Esautorato il vecchio cda montebellunese, che poi si avvitò in una serie di rivolgimenti senza una guida reale (la si voleva affondare?), e intestardendosi, perché e chi solo i ciechi ancora non lo vedono mentre i muti continuano a non dirlo e i sordi a non sentirlo, a sostenere l’insostenibile, anche secondo la Bce, e a mantenere il più a lungo possibile Zonin al vertice della banca vicentina per poi sostituirlo ancora per un, bel, po’ con l’amico Stefano Dolcetta.

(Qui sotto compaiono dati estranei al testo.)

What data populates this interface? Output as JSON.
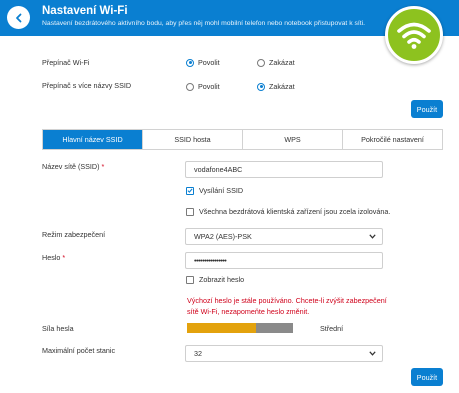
{
  "header": {
    "title": "Nastavení Wi-Fi",
    "subtitle": "Nastavení bezdrátového aktivního bodu, aby přes něj mohl mobilní telefon nebo notebook přistupovat k síti.",
    "back_icon": "chevron-left-icon",
    "badge_icon": "wifi-icon",
    "accent_color": "#0a7fd1",
    "badge_color": "#8dc21f"
  },
  "wifi_switch": {
    "label": "Přepínač Wi-Fi",
    "options": [
      "Povolit",
      "Zakázat"
    ],
    "selected": "Povolit"
  },
  "multi_ssid": {
    "label": "Přepínač s více názvy SSID",
    "options": [
      "Povolit",
      "Zakázat"
    ],
    "selected": "Zakázat"
  },
  "apply_top": "Použít",
  "tabs": [
    "Hlavní název SSID",
    "SSID hosta",
    "WPS",
    "Pokročilé nastavení"
  ],
  "active_tab": "Hlavní název SSID",
  "form": {
    "ssid_label": "Název sítě (SSID)",
    "required_mark": "*",
    "ssid_value": "vodafone4ABC",
    "broadcast_label": "Vysílání SSID",
    "broadcast_checked": true,
    "isolation_label": "Všechna bezdrátová klientská zařízení jsou zcela izolována.",
    "isolation_checked": false,
    "security_label": "Režim zabezpečení",
    "security_value": "WPA2 (AES)-PSK",
    "password_label": "Heslo",
    "password_value": "••••••••••••••••",
    "show_password_label": "Zobrazit heslo",
    "show_password_checked": false,
    "warning": "Výchozí heslo je stále používáno. Chcete-li zvýšit zabezpečení sítě Wi-Fi, nezapomeňte heslo změnit.",
    "strength_label": "Síla hesla",
    "strength_text": "Střední",
    "strength_fraction": 0.65,
    "max_stations_label": "Maximální počet stanic",
    "max_stations_value": "32"
  },
  "apply_bottom": "Použít"
}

All’interno delle mura della Popolare Vicentina, marcite tra favori e complicità che la Commissione d’inchiesta sulle banche non ha saputo (voluto?) svelare facendosi irretire nelle polemiche sulla bella ministra Boschi, si sostenne, infatti, che si potesse salvare anche il popolo di Veneto Banca.

Si arrivò, così, alla necessità dei due aumenti di capitale, dichiarati sufficienti dalla Bce, garantì 1.5 miliardi per Vicenza Unicredit, che, poi, si ritirò confermando che il suo era un pre impegno e non un accordo come giurava Francesco Iorio, mentre Intesa Sanpaolo con Imi scelse (fu un caso o l’occhio di Carlo Messina era lungo?) Veneto Banca come banca a cui assicurare un miliardo.

Se l’ad di Intesa, quando Unicredit si sfilò, dichiarò pubblicamente che Intesa, con Imi, era diversa  e manteneva gli impegni salvo poi defilarsi da lì a poco, aprendo la strada ad Atlante a fine aprile 2016 per la vicentina e a fine giugno per gli odiati cugini trevigiani, ai tempi che furono lunghissimi (per la finanza enormi) per (non) affrontare risolutamente una situazione che dal 26 ottobre 2014 (sufficiente per Montebelluna, così così per via btg. Framarin) era peggiorata di giorno in giorno fino al doppio crac di giugno 2017 a quel punto annunciato e al “banco!” di Messina sulla parte buona più 5.2 miliardi in cambio di un… euro cash, beh, se questa è la cronaca di quegli anni come non dire bravo da parte dei suoi azionisti al businessman di Intesa Sanpaolo ma come non chiamare a rispondere dell’affare fatto sulle spalle dei risparmiatori di BPVi e Veneto Banca chi le prese in carico dal 26 ottobre 2014 in poi?

Bankitalia, Consob, politici, media e magistrati, ferrei con Vincenzo Consoli (agli arresti domiciliari e “pignorato) ma umani con povero vecchio Zonin (libero… anche di donare i suoi beni), se ci siete battete un colpo! 

Ringraziando gli italiani, nella fattispecie soprattutto i veneti e i vicentini che pare ci godano a farsi sodomizzare, che di colpi veri non ne hanno sferrati contro chi li ha azzerati facendosi ancora prendere per il solito posto, di cui prima, anche dall’attuale governo che promette un po’ più delle briciole precedenti ma senza ancora renderle disponibili… 

P.S. Il ! del titolo è per chi ha capito da tempo come è andata a finire, il ? per chi non lo sapeva e alla cui domanda ora abbiamo dato noi una risposta.